Manda Extremadura. Y en concreto Badajoz. El actual escalafón de matadores está dominado, en cantidad y calidad, por toreros nacidos en aquella tierra, tres de los cuales, que fueron también tres de los más destacados de San Isidro, coparon los tres puestos de la corrida de ayer en los Sanfermines. Para hacer buena esta afirmación, los tres la confirmaron y ratificaron protagonizando toda una lección de buen toreo, temple y capacidad lidiadora, ante una corrida de Núñez del Cuvillo que no puso fáciles las cosas, sino que, por sus defectos, exigió un añadido de técnica y precisión para sacar sus virtudes. En ese sentido, Talavante y Ferrera pueden considerarse como los autores del mejor toreo de la feria, a expensas de lo que suceda en el cierre con la de Miura, por mucho que su balance estadístico se equipare al de otros toreros que no han llegado ni de lejos al alto nivel de sus faenas.

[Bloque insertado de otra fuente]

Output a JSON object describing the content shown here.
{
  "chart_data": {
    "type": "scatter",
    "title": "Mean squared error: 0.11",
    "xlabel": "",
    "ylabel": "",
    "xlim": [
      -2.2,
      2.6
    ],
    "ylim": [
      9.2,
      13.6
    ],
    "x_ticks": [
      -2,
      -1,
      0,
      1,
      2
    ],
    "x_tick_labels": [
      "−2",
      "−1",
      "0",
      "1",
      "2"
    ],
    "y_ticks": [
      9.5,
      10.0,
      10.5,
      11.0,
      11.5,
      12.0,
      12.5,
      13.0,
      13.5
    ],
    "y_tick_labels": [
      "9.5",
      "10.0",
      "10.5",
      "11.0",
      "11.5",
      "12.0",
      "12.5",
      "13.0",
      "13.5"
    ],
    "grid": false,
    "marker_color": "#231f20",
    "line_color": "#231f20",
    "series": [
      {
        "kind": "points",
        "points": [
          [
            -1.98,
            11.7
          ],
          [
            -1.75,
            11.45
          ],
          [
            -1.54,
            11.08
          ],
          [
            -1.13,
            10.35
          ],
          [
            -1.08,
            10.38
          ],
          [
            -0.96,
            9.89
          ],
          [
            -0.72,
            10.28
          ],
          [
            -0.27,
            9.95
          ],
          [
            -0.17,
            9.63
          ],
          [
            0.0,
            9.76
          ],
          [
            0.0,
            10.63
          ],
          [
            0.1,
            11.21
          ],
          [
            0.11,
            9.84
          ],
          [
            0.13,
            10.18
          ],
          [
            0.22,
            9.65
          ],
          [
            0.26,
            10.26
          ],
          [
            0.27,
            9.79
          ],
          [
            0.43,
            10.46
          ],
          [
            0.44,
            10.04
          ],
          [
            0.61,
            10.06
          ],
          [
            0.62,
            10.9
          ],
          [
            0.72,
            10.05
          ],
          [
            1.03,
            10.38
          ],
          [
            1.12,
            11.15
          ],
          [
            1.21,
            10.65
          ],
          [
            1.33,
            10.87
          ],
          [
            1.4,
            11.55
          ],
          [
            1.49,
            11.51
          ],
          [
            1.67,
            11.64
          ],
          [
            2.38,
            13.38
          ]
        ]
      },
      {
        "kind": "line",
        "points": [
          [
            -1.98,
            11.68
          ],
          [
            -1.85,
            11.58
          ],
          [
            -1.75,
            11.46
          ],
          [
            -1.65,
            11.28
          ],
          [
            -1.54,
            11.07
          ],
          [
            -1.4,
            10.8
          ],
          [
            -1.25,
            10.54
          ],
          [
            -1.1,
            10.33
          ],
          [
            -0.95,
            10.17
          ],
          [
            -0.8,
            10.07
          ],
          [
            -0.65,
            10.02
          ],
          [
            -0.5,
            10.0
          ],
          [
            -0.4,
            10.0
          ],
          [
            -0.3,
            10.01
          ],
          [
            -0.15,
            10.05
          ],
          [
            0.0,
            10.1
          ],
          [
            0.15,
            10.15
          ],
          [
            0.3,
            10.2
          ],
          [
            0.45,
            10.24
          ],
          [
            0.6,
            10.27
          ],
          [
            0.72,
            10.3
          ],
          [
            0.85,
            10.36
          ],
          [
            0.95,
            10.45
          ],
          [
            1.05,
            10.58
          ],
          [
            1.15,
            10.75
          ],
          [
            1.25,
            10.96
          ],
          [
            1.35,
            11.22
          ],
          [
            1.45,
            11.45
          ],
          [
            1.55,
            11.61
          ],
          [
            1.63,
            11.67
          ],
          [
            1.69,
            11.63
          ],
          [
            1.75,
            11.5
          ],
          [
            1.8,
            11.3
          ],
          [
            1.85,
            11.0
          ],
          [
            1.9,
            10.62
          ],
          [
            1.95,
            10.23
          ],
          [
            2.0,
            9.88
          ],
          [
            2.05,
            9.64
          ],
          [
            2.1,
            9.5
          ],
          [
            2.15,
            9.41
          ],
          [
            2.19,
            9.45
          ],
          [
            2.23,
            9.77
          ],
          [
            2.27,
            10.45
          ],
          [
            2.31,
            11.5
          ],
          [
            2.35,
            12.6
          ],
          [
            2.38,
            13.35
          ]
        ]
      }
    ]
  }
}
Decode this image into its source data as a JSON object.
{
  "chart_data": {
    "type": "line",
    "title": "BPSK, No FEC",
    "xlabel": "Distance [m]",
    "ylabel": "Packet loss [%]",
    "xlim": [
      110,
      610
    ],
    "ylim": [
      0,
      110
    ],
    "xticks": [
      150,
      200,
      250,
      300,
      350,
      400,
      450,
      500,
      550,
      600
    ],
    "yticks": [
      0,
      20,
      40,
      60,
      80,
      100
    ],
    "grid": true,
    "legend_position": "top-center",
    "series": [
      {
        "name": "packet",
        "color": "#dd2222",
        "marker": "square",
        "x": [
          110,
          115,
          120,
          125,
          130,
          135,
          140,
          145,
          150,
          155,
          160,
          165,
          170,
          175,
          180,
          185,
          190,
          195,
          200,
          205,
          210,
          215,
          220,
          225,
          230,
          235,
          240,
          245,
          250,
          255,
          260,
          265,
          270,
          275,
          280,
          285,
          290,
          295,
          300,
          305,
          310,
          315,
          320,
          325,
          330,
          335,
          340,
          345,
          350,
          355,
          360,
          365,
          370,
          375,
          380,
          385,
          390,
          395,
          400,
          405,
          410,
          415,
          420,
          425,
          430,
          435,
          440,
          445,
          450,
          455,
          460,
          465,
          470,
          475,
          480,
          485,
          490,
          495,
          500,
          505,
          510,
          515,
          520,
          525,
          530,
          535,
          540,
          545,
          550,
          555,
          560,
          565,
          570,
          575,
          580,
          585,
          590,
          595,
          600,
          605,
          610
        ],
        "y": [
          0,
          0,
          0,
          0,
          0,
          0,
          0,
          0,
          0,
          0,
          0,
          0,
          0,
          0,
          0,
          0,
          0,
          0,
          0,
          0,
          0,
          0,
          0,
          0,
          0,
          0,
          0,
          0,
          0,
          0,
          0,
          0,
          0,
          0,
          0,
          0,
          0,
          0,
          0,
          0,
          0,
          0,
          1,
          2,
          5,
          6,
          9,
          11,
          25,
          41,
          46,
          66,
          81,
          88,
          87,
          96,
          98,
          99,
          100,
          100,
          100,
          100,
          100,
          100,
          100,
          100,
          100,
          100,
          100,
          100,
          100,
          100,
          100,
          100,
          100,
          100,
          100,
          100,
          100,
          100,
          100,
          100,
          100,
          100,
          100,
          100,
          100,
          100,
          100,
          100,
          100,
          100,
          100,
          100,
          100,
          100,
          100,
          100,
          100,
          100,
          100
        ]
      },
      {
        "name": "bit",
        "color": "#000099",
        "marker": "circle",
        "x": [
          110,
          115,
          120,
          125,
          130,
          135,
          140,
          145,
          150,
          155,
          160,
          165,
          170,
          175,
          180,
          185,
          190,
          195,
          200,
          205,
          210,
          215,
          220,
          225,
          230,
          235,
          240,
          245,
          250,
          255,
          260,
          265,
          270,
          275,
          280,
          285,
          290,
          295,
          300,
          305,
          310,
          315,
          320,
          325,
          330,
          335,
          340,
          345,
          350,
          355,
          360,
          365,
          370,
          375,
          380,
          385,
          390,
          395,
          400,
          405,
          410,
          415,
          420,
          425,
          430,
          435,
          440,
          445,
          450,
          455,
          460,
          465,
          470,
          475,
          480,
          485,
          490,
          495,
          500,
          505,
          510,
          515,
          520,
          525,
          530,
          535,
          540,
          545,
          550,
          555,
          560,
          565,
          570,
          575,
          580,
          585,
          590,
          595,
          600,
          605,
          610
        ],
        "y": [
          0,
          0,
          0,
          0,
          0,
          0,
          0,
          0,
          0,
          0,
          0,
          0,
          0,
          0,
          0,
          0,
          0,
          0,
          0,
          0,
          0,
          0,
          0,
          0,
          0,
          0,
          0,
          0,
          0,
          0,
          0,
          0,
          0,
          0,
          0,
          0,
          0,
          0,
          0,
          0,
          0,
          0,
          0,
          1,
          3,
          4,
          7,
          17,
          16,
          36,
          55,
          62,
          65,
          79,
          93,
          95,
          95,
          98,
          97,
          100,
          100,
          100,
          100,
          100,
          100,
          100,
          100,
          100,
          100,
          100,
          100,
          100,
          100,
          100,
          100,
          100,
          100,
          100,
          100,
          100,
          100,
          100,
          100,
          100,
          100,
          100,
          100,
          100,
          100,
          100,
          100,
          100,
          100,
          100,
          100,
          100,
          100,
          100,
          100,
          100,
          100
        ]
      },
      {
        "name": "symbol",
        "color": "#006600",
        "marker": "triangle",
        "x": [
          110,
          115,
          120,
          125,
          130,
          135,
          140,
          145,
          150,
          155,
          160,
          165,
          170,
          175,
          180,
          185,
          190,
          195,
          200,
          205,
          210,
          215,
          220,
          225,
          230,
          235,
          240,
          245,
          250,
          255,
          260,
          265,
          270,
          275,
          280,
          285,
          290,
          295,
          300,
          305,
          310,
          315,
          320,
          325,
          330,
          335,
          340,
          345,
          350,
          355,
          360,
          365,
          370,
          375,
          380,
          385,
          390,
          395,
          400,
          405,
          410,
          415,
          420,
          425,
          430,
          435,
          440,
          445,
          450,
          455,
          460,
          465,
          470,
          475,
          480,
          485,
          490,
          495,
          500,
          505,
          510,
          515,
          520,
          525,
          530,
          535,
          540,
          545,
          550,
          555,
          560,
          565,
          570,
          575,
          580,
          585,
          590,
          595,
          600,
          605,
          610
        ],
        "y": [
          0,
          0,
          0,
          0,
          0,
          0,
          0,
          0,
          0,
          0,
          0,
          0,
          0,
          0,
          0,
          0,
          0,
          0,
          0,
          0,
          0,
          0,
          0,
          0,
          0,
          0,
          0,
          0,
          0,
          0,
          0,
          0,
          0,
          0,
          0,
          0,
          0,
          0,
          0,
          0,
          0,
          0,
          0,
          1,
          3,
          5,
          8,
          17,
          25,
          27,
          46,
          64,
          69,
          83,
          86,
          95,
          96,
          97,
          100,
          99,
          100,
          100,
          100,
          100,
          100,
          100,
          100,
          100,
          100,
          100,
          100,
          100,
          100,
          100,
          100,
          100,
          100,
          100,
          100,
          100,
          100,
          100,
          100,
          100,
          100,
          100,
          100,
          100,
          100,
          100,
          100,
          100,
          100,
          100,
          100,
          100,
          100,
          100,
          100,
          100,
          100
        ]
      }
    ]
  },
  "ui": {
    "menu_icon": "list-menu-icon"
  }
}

Por orden de lidia, la actuación de Antonio Ferrera fue todo un recital de naturalidad, reposo y sentido de la lidia, para sacar partido de un primer toro tan alto de agujas como endeble, y al que no solo sostuvo y equilibró sino al que además sacó muletazos impensables jugando perfectamente con las alturas del engaño. Como suele suceder en los primeros toros en esta plaza, desde los tendidos no se le jaleó lo suficiente todo lo bueno que hizo el extremeño, y menos aún, con la gente ocupada en la merienda, la primera parte de la que sería su brillante faena al quinto.

Pero sucedió que a ese toro, aparentemente afligido en los primeros tercios, Ferrera le acabó por sacar una de las mejores faenas del abono, ya desde que comenzó también a centrar las miradas del tendido en un buen tercio de banderillas cerrado con un soberbio par al quiebro al hilo de las tablas. Fue con la muleta cuando llegó la parte más meritoria de su actuación, dando ventajas y ayudando a romper a embestir al de Cuvillo en una faena en la que fueron tan importantes los tiempos y las distancias como el temple con que atemperó las rebrincadas embestidas, asentando y entregado siempre de plantas y de figura. Tras tal alarde de seguridad y torería, pinchó Ferrera en la suerte de recibir, y aún marró por dos veces al descabellar, justo cuando, en un descuido, el toro le prendió de fea manera por la pantorrilla, al parecer sin mayores consecuencias.

La única oreja que se concedió fue la del primero toro de Talavante, un astado de aparatosa cornamenta al que el pacense le cuajó un puñado de hondísimos naturales a base de tirar con aguante y temple de unas arrancadas ásperas, evitando con una asombrosa facilidad que los pitones alcanzaran una sola vez la tela a pesar de los constantes cabezazos. Y mejor si cabe fue su trasteo con el quinto, un animal sin celo ni clase en los primeros tercios pero al que también enseñó a embestir Talavante usando la fórmula universal de la suavidad y el valor sordo, dejándole ante los ojos los vuelos de una muleta, para construir una faena insospechada solo cinco minutos antes. Pero los únicos desaciertos, los de la espada, le cerraron la que hubiera sido la salida a hombros más merecida de todos los Sanfermines.

Quien no brilló tanto, aunque no desentonó de sus maestros extremeños, fue Ginés Marín, que sustituyó al peruano Roca Rey tras su triunfo de la tarde anterior y tuvo el peor lote, con diferencia, de la corrida de Cuvillo. Si el primero se puso pronto a la defensiva, soltando secos tornillazos en sus medias arrancadas, el sexto, con aspecto de toro de casta navarra, se rajó ya en varas y no se empleó apenas en la pelea por mucho que se moviera. Marín le puso empeño a ambos, con tranquilidad y buen oficio, para hacer que sus defectos no fueran a más, que ya era mérito.